Siemens Home Connect üzerinden cihaza özel yeni yıkama ve kurutma programları indirebiliyorsunuz. Mevsimsel ihtiyaçlar, moda olan yeni kumaş türleri, spor kıyafetlerin gelişmesi… Ne değişirse değişsin, makineniz hep güncel kalıyor. 

Tıpkı telefonunuza uygulama güncellemesi indirir gibi çamaşır ve kurutma makineniz de güncellemelerle değişen yaşam tarzınıza ayak uyduruyor. 

Akıllı deterjan yönetimi: i-Dos ile her yıkamada doğru ölçü 

Makineyi tamamen doldurunca veya tek parça kıyafeti makineye attığınızda ne kadar deterjan koyacağınızı bilemiyor olabilirsiniz. İşte tam bu noktada i-Dos Deterjan Tarama teknolojisi devreye giriyor. Siemens Home Connect üzerinden şişelerin barkodunu okutup su sertliği ve deterjan yoğunluğunu makineye iletiyor, i-Dos ise her yıkamada doğru miktarı otomatik olarak ayarlıyor. Üstelik Siemens Home Connect uygulaması, deterjan seviyesini takip ederek deterjanınız tükenmeden önce size haber veriyor. Tek yapmanız gereken uygulamayı telefonunuza yüklemek ve çamaşır makinenizi uygulamaya bağlamak. 

stainRemoval teknolojisi: Zorlu lekelerle inatlaşmayı unutun 

Çay, yağ, makyaj, çikolata lekeleri… Gün içinde fark etmeden üzerinize bulaşan lekeler artık kâbus olmaktan çıkıyor. Siemens iQ500 çamaşır makinesi ile stainRemoval teknolojisi devreye giriyor.
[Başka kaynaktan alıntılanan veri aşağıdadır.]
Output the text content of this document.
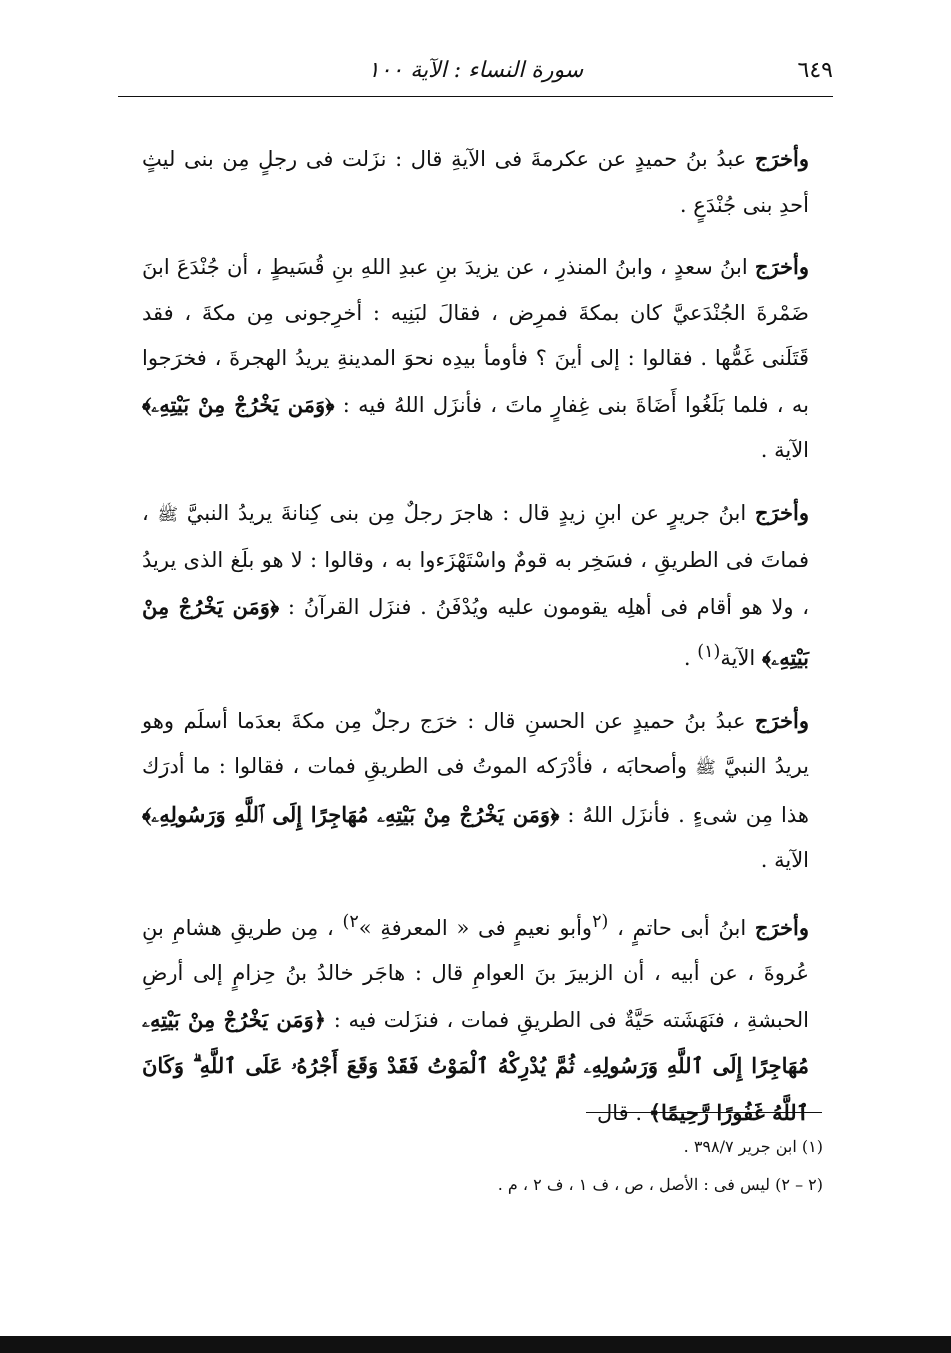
٦٤٩
سورة النساء : الآية ١٠٠

وأخرَج عبدُ بنُ حميدٍ عن عكرمةَ فى الآيةِ قال : نزَلت فى رجلٍ مِن بنى ليثٍ أحدِ بنى جُنْدَعٍ .

وأخرَج ابنُ سعدٍ ، وابنُ المنذرِ ، عن يزيدَ بنِ عبدِ اللهِ بنِ قُسَيطٍ ، أن جُنْدَعَ ابنَ ضَمْرةَ الجُنْدَعيَّ كان بمكةَ فمرِض ، فقالَ لبَنِيه : أخرِجونى مِن مكةَ ، فقد قَتَلَنى غَمُّها . فقالوا : إلى أينَ ؟ فأومأ بيدِه نحوَ المدينةِ يريدُ الهجرةَ ، فخرَجوا به ، فلما بَلَغُوا أَضَاةَ بنى غِفارٍ ماتَ ، فأنزَل اللهُ فيه : ﴿وَمَن يَخْرُجْ مِنْ بَيْتِهِۦ﴾ الآية .

وأخرَج ابنُ جريرٍ عن ابنِ زيدٍ قال : هاجرَ رجلٌ مِن بنى كِنانةَ يريدُ النبيَّ ﷺ ، فماتَ فى الطريقِ ، فسَخِر به قومٌ واسْتَهْزَءوا به ، وقالوا : لا هو بلَغ الذى يريدُ ، ولا هو أقام فى أهلِه يقومون عليه ويُدْفَنُ . فنزَل القرآنُ : ﴿وَمَن يَخْرُجْ مِنْ بَيْتِهِۦ﴾ الآية$^{(١)}$ .

وأخرَج عبدُ بنُ حميدٍ عن الحسنِ قال : خرَج رجلٌ مِن مكةَ بعدَما أسلَم وهو يريدُ النبيَّ ﷺ وأصحابَه ، فأدْرَكه الموتُ فى الطريقِ فمات ، فقالوا : ما أدرَك هذا مِن شىءٍ . فأنزَل اللهُ : ﴿وَمَن يَخْرُجْ مِنْ بَيْتِهِۦ مُهَاجِرًا إِلَى ٱللَّهِ وَرَسُولِهِۦ﴾ الآية .

وأخرَج ابنُ أبى حاتمٍ ، $^{(٢}$وأبو نعيمٍ فى « المعرفةِ »$^{٢)}$ ، مِن طريقِ هشامِ بنِ عُروةَ ، عن أبيه ، أن الزبيرَ بنَ العوامِ قال : هاجَر خالدُ بنُ حِزامٍ إلى أرضِ الحبشةِ ، فنَهَشَته حَيَّةٌ فى الطريقِ فمات ، فنزَلت فيه : ﴿وَمَن يَخْرُجْ مِنْ بَيْتِهِۦ مُهَاجِرًا إِلَى ٱللَّهِ وَرَسُولِهِۦ ثُمَّ يُدْرِكْهُ ٱلْمَوْتُ فَقَدْ وَقَعَ أَجْرُهُۥ عَلَى ٱللَّهِ ۗ وَكَانَ ٱللَّهُ غَفُورًا رَّحِيمًا﴾ . قال

(١) ابن جرير ٣٩٨/٧ .
(٢ – ٢) ليس فى : الأصل ، ص ، ف ١ ، ف ٢ ، م .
Tek bir dokunuşla çay, yağ, kozmetik veya günlük hayatta karşılaştığınız diğer zor lekeler için özel programları aktif edebilirsiniz. 

Siemens Home Connect uygulaması sayesinde daha fazla leke türünü ve bunlar için geliştirilmiş özel programları keşfetmek de mümkün. Yani sadece “lekeyi çıkar” demekle kalmıyor, sizin için en doğru yıkama programını da otomatik olarak öneriyor. Böylece hem lekelerle uğraşmak zorunda kalmıyor hem de giysilerinizin ömrünü koruyorsunuz. 
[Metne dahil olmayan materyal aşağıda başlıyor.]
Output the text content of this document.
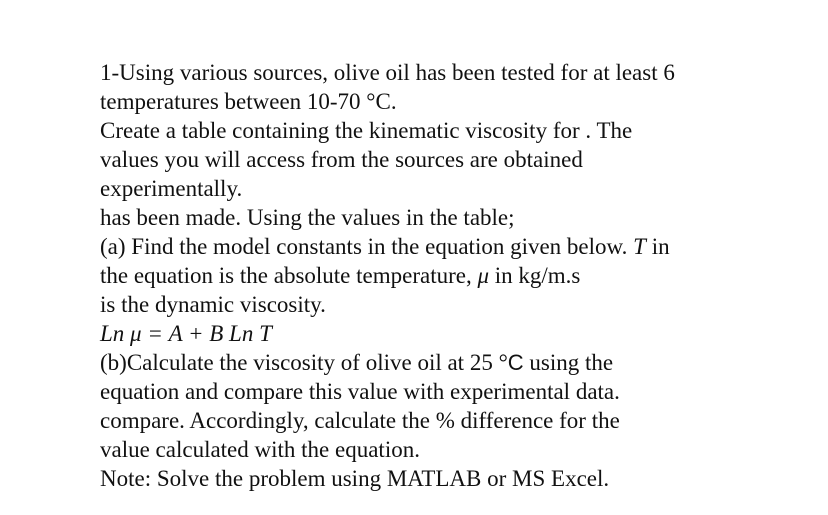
1-Using various sources, olive oil has been tested for at least 6
temperatures between 10-70 °C.
Create a table containing the kinematic viscosity for . The
values you will access from the sources are obtained
experimentally.
has been made. Using the values in the table;
(a) Find the model constants in the equation given below. T in
the equation is the absolute temperature, μ in kg/m.s
is the dynamic viscosity.
Ln μ = A + B Ln T
(b)Calculate the viscosity of olive oil at 25 °C using the
equation and compare this value with experimental data.
compare. Accordingly, calculate the % difference for the
value calculated with the equation.
Note: Solve the problem using MATLAB or MS Excel.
Artık çocuğunuza yemek yedirirken dökülen yemek lekeleri, kahve kazaları ya da mutfakta sıçrayan yağ lekeleri sizi endişelendirmiyor. stainRemoval, günlük hayatın getirdiği küçük sürprizlere karşı en güvenilir yardımcınız oluyor. 

Siemens iQ500 çamaşır ve kurutma makineleri, artık sadece kıyafetlerinizi temizleyen makineler değil; size zaman, konfor ve güven veren akıllı iş ortaklarınızdır. Ütüye harcadığınız vakti kendinize ayırın, lekelerle uğraşmayı unutun ve teknolojinin yaşam alanınıza uyumunun keyfini yaşayın.

*Bu yazı Siemens’in katkılarıyla hazırlanmıştır.